PEOs are most cost-effective for businesses with fewer than 50 employees and/or elevated EMods from prior claims.
6. Shop Your Coverage Annually
Florida workers’ comp is a competitive market. Rates between carriers can vary meaningfully, especially for businesses with complex operations or industry-specific programs.
An independent commercial lines agent who specializes in Florida workers’ comp should be running your renewal out to market each year.
Florida Workers’ Comp Claims: What to Do When Someone Gets Hurt
When an employee is injured:
- Provide immediate medical care — the employer directs care in Florida’s workers’ comp system (choose from your carrier’s authorized providers)
- Report the claim to your insurer within 24 hours — Florida law requires reporting within 7 days; immediate reporting is better
- Document everything — incident report, witness statements, photos, medical records
- Implement your return-to-work program — get the employee back to modified duty as soon as medically appropriate
- Work with your carrier’s adjuster — be cooperative but engaged; your insurer’s interests and yours are generally aligned but not always identical
Unmanaged claims are expensive claims.

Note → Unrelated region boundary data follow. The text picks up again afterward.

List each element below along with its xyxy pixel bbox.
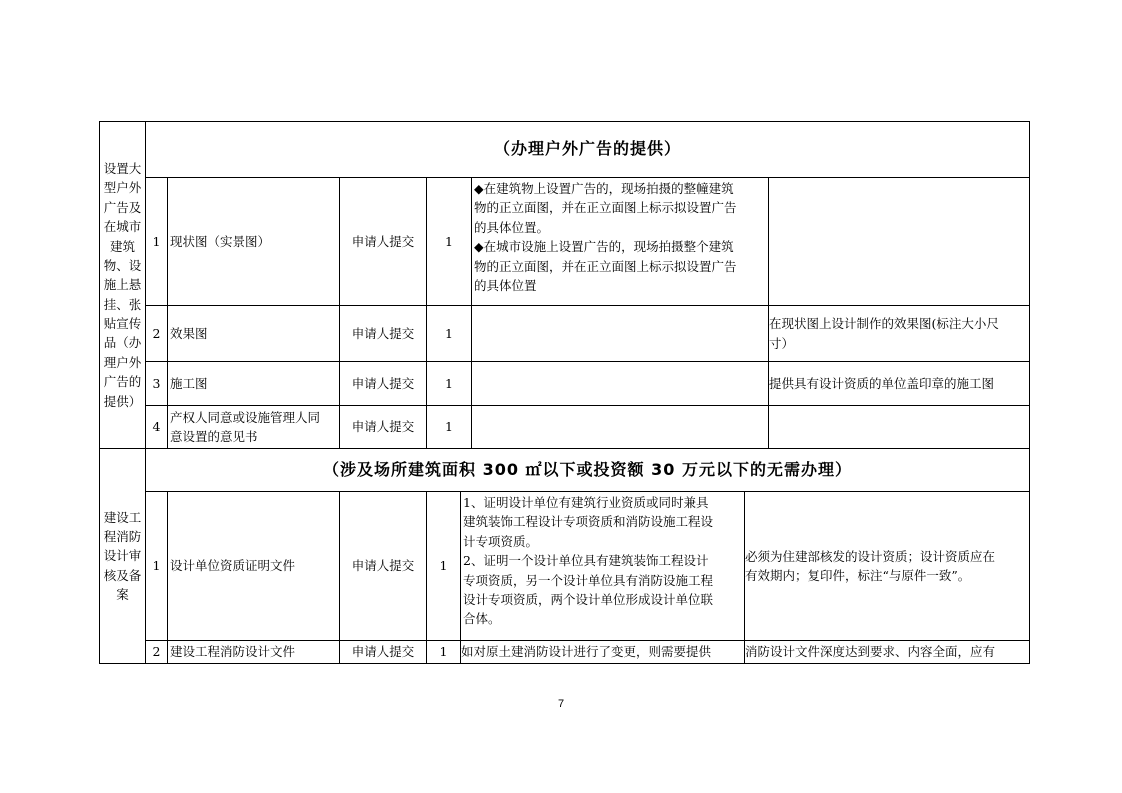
material-quantity: 1: [426, 491, 461, 641]
category-line: 提供）: [103, 393, 142, 409]
section-header-outdoor-ad: （办理户外广告的提供）: [145, 121, 1030, 178]
material-name: [167, 640, 340, 664]
material-name: [167, 305, 340, 362]
row-number: 1: [145, 491, 168, 641]
material-name-line: 现状图（实景图）: [170, 233, 271, 249]
category-line: 建设工: [103, 509, 142, 525]
material-source: 申请人提交: [339, 640, 427, 664]
material-name-line: 建设工程消防设计文件: [170, 644, 296, 660]
row-number: 2: [145, 305, 168, 362]
category-line: 在城市: [103, 219, 142, 235]
requirement-line: 设计专项资质，两个设计单位形成设计单位联: [463, 591, 714, 607]
category-fire-design: [99, 448, 146, 664]
page-number: 7: [557, 698, 565, 710]
material-name: [167, 405, 340, 449]
material-name-line: 意设置的意见书: [170, 429, 258, 444]
material-note: [768, 405, 1030, 449]
material-quantity: 1: [426, 361, 472, 406]
category-line: 核及备: [103, 567, 142, 583]
material-quantity: 1: [426, 405, 472, 449]
category-line: 品（办: [103, 335, 142, 351]
material-name-line: 施工图: [170, 375, 208, 391]
material-source: 申请人提交: [339, 361, 427, 406]
note-line: 消防设计文件深度达到要求、内容全面，应有: [745, 644, 996, 660]
category-line: 物、设: [103, 257, 142, 273]
material-requirement: [460, 640, 745, 664]
requirement-line: 2、证明一个设计单位具有建筑装饰工程设计: [463, 553, 709, 569]
requirement-line: 建筑装饰工程设计专项资质和消防设施工程设: [463, 514, 714, 530]
material-requirement: [471, 177, 769, 306]
material-requirement: [460, 491, 745, 641]
category-line: 建筑: [109, 238, 135, 254]
category-line: 贴宣传: [103, 316, 142, 332]
category-line: 挂、张: [103, 296, 142, 312]
row-number: 4: [145, 405, 168, 449]
material-quantity: 1: [426, 177, 472, 306]
material-note: [768, 177, 1030, 306]
material-source: 申请人提交: [339, 177, 427, 306]
material-source: 申请人提交: [339, 491, 427, 641]
note-line: 在现状图上设计制作的效果图(标注大小尺: [769, 316, 999, 332]
note-line: 必须为住建部核发的设计资质；设计资质应在: [745, 548, 996, 564]
category-outdoor-ad-text: [104, 159, 142, 411]
row-number: 2: [145, 640, 168, 664]
category-line: 设计审: [103, 548, 142, 564]
requirement-line: 计专项资质。: [463, 533, 539, 549]
requirement-line: ◆在建筑物上设置广告的，现场拍摄的整幢建筑: [474, 181, 734, 196]
category-fire-design-text: [104, 508, 142, 605]
material-requirement: [471, 361, 769, 406]
material-name-line: 产权人同意或设施管理人同: [170, 409, 321, 425]
category-line: 型户外: [103, 180, 142, 196]
requirement-line: 的具体位置: [474, 277, 537, 293]
material-name: [167, 491, 340, 641]
category-line: 设置大: [103, 161, 142, 177]
note-line: 提供具有设计资质的单位盖印章的施工图: [769, 375, 995, 391]
requirement-line: 专项资质，另一个设计单位具有消防设施工程: [463, 572, 714, 588]
material-requirement: [471, 405, 769, 449]
material-name: [167, 361, 340, 406]
category-line: 广告及: [103, 199, 142, 215]
material-source: 申请人提交: [339, 405, 427, 449]
material-note: [744, 491, 1030, 641]
requirement-line: 物的正立面图，并在正立面图上标示拟设置广告: [474, 258, 737, 274]
requirement-line: 1、证明设计单位有建筑行业资质或同时兼具: [463, 495, 709, 510]
category-line: 广告的: [103, 374, 142, 390]
material-note: [768, 361, 1030, 406]
category-line: 程消防: [103, 528, 142, 544]
requirement-line: 如对原土建消防设计进行了变更，则需要提供: [461, 644, 712, 660]
material-name: [167, 177, 340, 306]
row-number: 1: [145, 177, 168, 306]
section-header-fire-design: （涉及场所建筑面积 300 ㎡以下或投资额 30 万元以下的无需办理）: [145, 448, 1030, 492]
row-number: 3: [145, 361, 168, 406]
material-name-line: 设计单位资质证明文件: [170, 558, 296, 574]
requirement-line: 物的正立面图，并在正立面图上标示拟设置广告: [474, 200, 737, 216]
material-note: [744, 640, 1030, 664]
category-line: 理户外: [103, 354, 142, 370]
material-name-line: 效果图: [170, 325, 208, 341]
requirement-line: ◆在城市设施上设置广告的，现场拍摄整个建筑: [474, 239, 734, 255]
material-source: 申请人提交: [339, 305, 427, 362]
requirement-line: 的具体位置。: [474, 219, 550, 235]
note-line: 寸）: [769, 335, 795, 351]
note-line: 有效期内；复印件，标注“与原件一致”。: [745, 568, 971, 583]
material-requirement: [471, 305, 769, 362]
category-line: 施上悬: [103, 277, 142, 293]
material-quantity: 1: [426, 305, 472, 362]
material-note: [768, 305, 1030, 362]
requirement-line: 合体。: [463, 611, 501, 627]
category-line: 案: [116, 587, 129, 603]
material-quantity: 1: [426, 640, 461, 664]
category-outdoor-ad: [99, 121, 146, 449]
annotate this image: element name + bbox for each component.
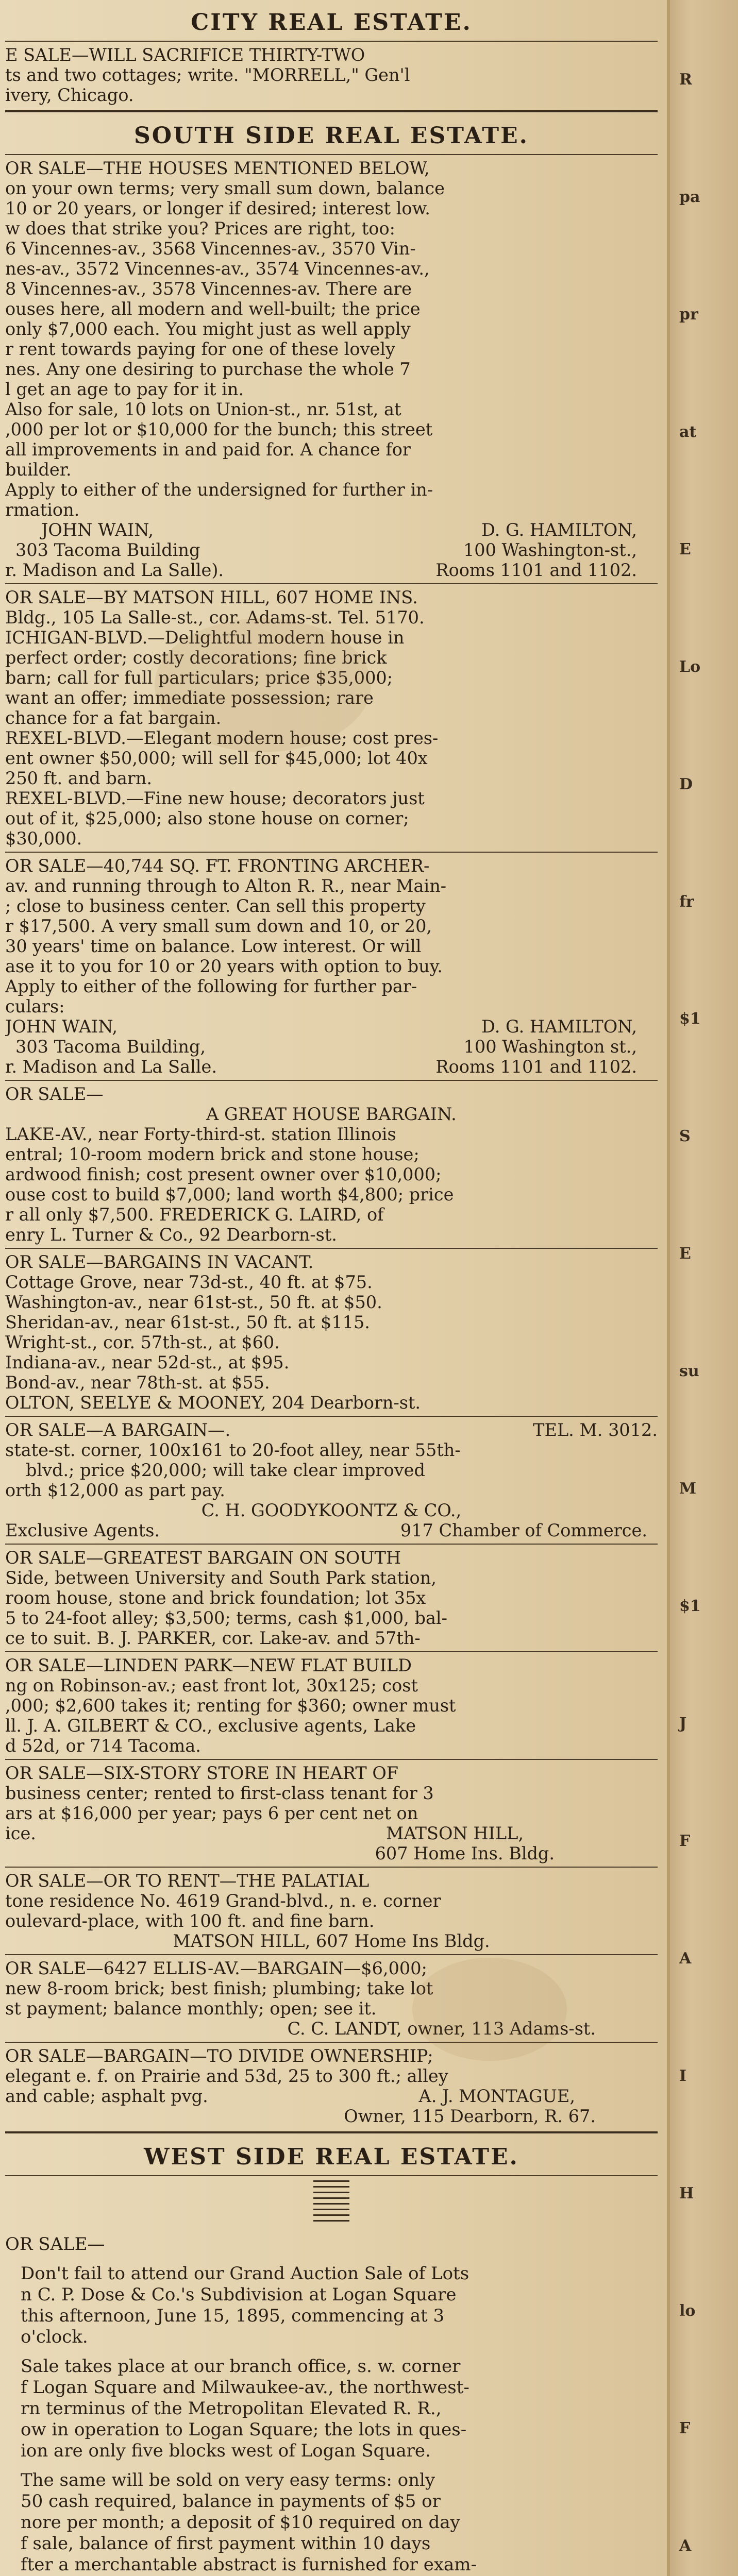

Active engagement in the claims process produces better outcomes for the employee and lower costs for the employer.
The Bottom Line
Florida workers’ compensation is a significant business expense, but it’s one with real levers you can pull. Understanding the classification system, managing your EMod through safety and claims management, passing audits cleanly, and working with a specialist who knows the Florida market will put real money back in your business every year.
Don’t treat workers’ comp as a fixed cost you can’t control. It’s a managed expense — and the management starts with understanding how the premium formula works.